Put quite like that it sounds as though what I said was stupid and ignorant. One got accounts and accounts and accounts and it was very hard to know what was the truth.
Well, just for example, the American government, which has been very supportive of Israel and has kept sending them weapons, has tacitly acknowledged that Israel intentionally denied humanitarian aid. Lots of humanitarian groups have said the same thing.
Well, if Israel was doing that, then what can one feel except that it’s monstrous? I’ve said one has to balance these things. This thing has got to be done. Did it have to be done quite so cruelly? No. Did it have to be done so . . . See, I’m very worried about the indiscriminate and the disproportionate. I’ve got snagged up on the disproportionate argument and the indiscriminate argument. The disproportionate one I can’t buy because I don’t know how you’d measure what you have to do after that massacre. We know we can’t measure life for life. I don’t buy the disproportionate. I don’t buy it.
So you’re saying the idea that twelve hundred Israelis were killed and now forty-two thousand Gazans have been killed—that comparing the two in itself is not any sort of argument?
Well, all right, Isaac, what’s the figure you’d choose?
I was just trying to clarify what you meant.

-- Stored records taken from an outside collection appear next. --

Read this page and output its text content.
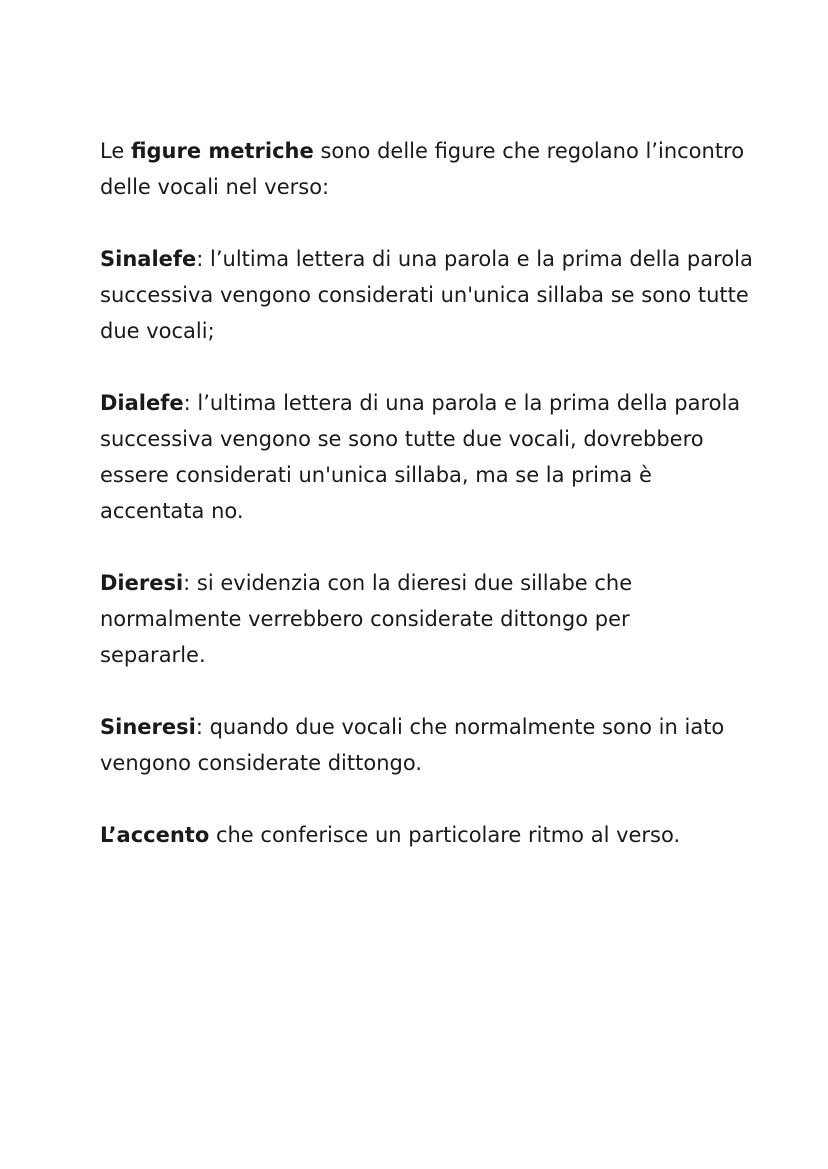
Le figure metriche sono delle figure che regolano l’incontro
delle vocali nel verso:

Sinalefe: l’ultima lettera di una parola e la prima della parola
successiva vengono considerati un'unica sillaba se sono tutte
due vocali;

Dialefe: l’ultima lettera di una parola e la prima della parola
successiva vengono se sono tutte due vocali, dovrebbero
essere considerati un'unica sillaba, ma se la prima è
accentata no.

Dieresi: si evidenzia con la dieresi due sillabe che
normalmente verrebbero considerate dittongo per
separarle.

Sineresi: quando due vocali che normalmente sono in iato
vengono considerate dittongo.

L’accento che conferisce un particolare ritmo al verso.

I don’t know how you do the mathematics of this, and I’m not going to say the “mathematics of revenge” because, while of course there was an element of revenge, and you wanted it not to be revenge, you didn’t want it to be a punishment either. I hated that word—“punishment.” I think the justification for what Israel did was to try to make sure that this never happened again. And I think in the attempt to make sure that this never happened again, the numbers were going to inevitably have to be high. If you’re a terrorist, you do hide yourself in schools and hospitals. So if the Israelis are going to get you, they’re going to have to attack those things.
If it’s a war crime to hide in a hospital, it’s also a war crime to indiscriminately bomb a hospital.

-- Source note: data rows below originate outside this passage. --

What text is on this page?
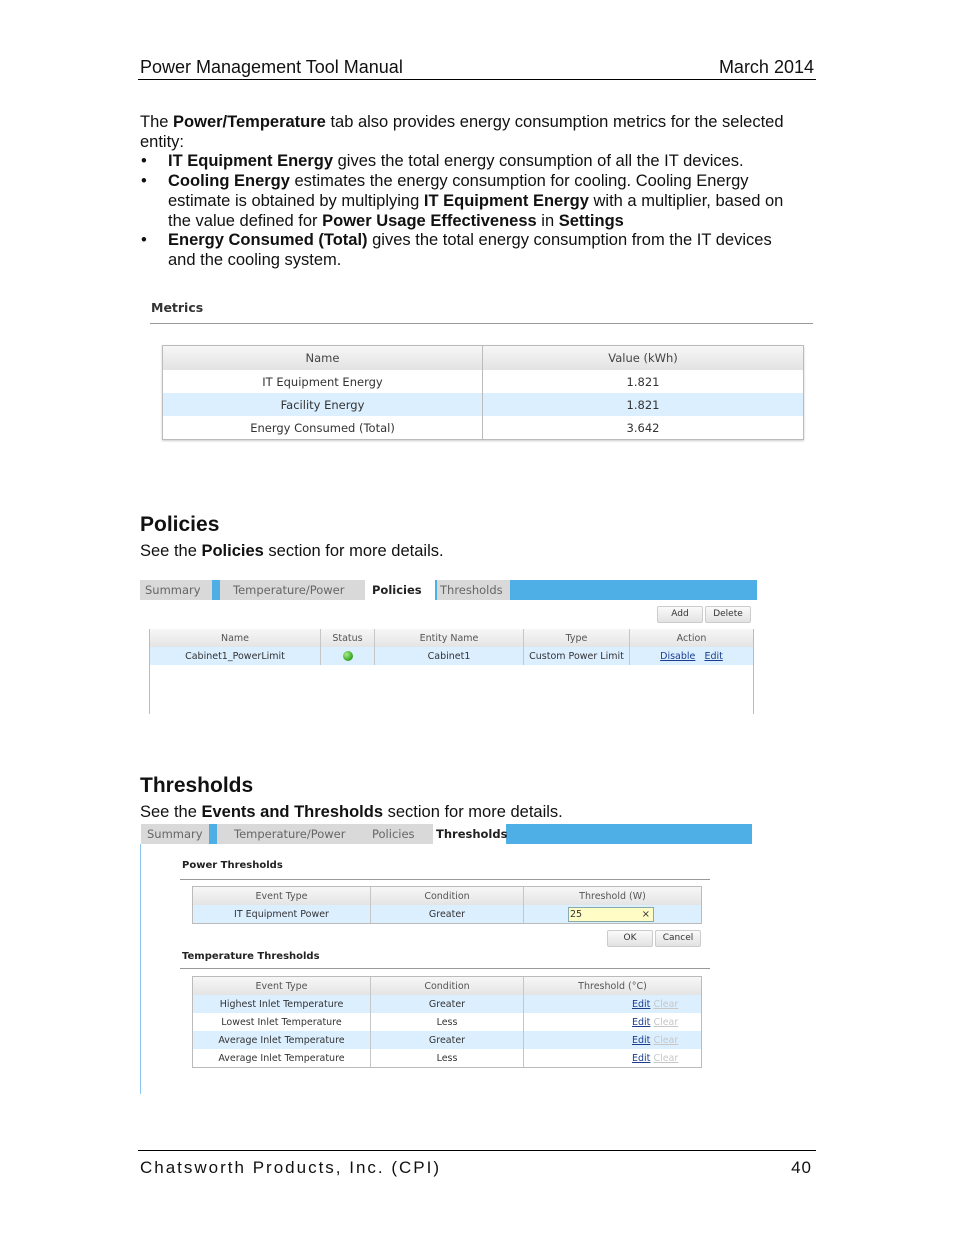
Power Management Tool Manual	March 2014
The Power/Temperature tab also provides energy consumption metrics for the selected
entity:
• IT Equipment Energy gives the total energy consumption of all the IT devices.
• Cooling Energy estimates the energy consumption for cooling. Cooling Energy
estimate is obtained by multiplying IT Equipment Energy with a multiplier, based on
the value defined for Power Usage Effectiveness in Settings
• Energy Consumed (Total) gives the total energy consumption from the IT devices
and the cooling system.
Metrics
Name	Value (kWh)
IT Equipment Energy	1.821
Facility Energy	1.821
Energy Consumed (Total)	3.642
Policies
See the Policies section for more details.
Summary	Temperature/Power	Policies	Thresholds
Add	Delete
Name	Status	Entity Name	Type	Action
Cabinet1_PowerLimit		Cabinet1	Custom Power Limit	Disable Edit
Thresholds
See the Events and Thresholds section for more details.
Summary	Temperature/Power	Policies	Thresholds
Power Thresholds
Event Type	Condition	Threshold (W)
IT Equipment Power	Greater	25 ×
OK	Cancel
Temperature Thresholds
Event Type	Condition	Threshold (°C)
Highest Inlet Temperature	Greater	Edit Clear
Lowest Inlet Temperature	Less	Edit Clear
Average Inlet Temperature	Greater	Edit Clear
Average Inlet Temperature	Less	Edit Clear
Chatsworth Products, Inc. (CPI)	40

Well, you’ve just used rhetoric. Indiscriminately. Well, what’s indiscrimination? If you’re trying to go after people who are hiding there, how do you get them if you have to be discriminant? What do you do?
You have to make a judgment about balancing civilian casualties with war.
I’d like to think that Israel has in the main done that.
Does how they have fought the war in the past year, let alone what members of the Israeli government think of Palestinians, make you think that they’re trying to do that?
I would like to think Israel has done its best. Some people will laugh in my face, but I haven’t been convinced that they have been wildly indiscriminate. One or two people in Netanyahu’s cabinet have said the most appalling things. And if they were just taken out right now, removed from government, I would be perfectly happy. The current Israeli administration has no imagination for what it might be to be a Palestinian, I feel that with a great passion. There has been cruelty in this government.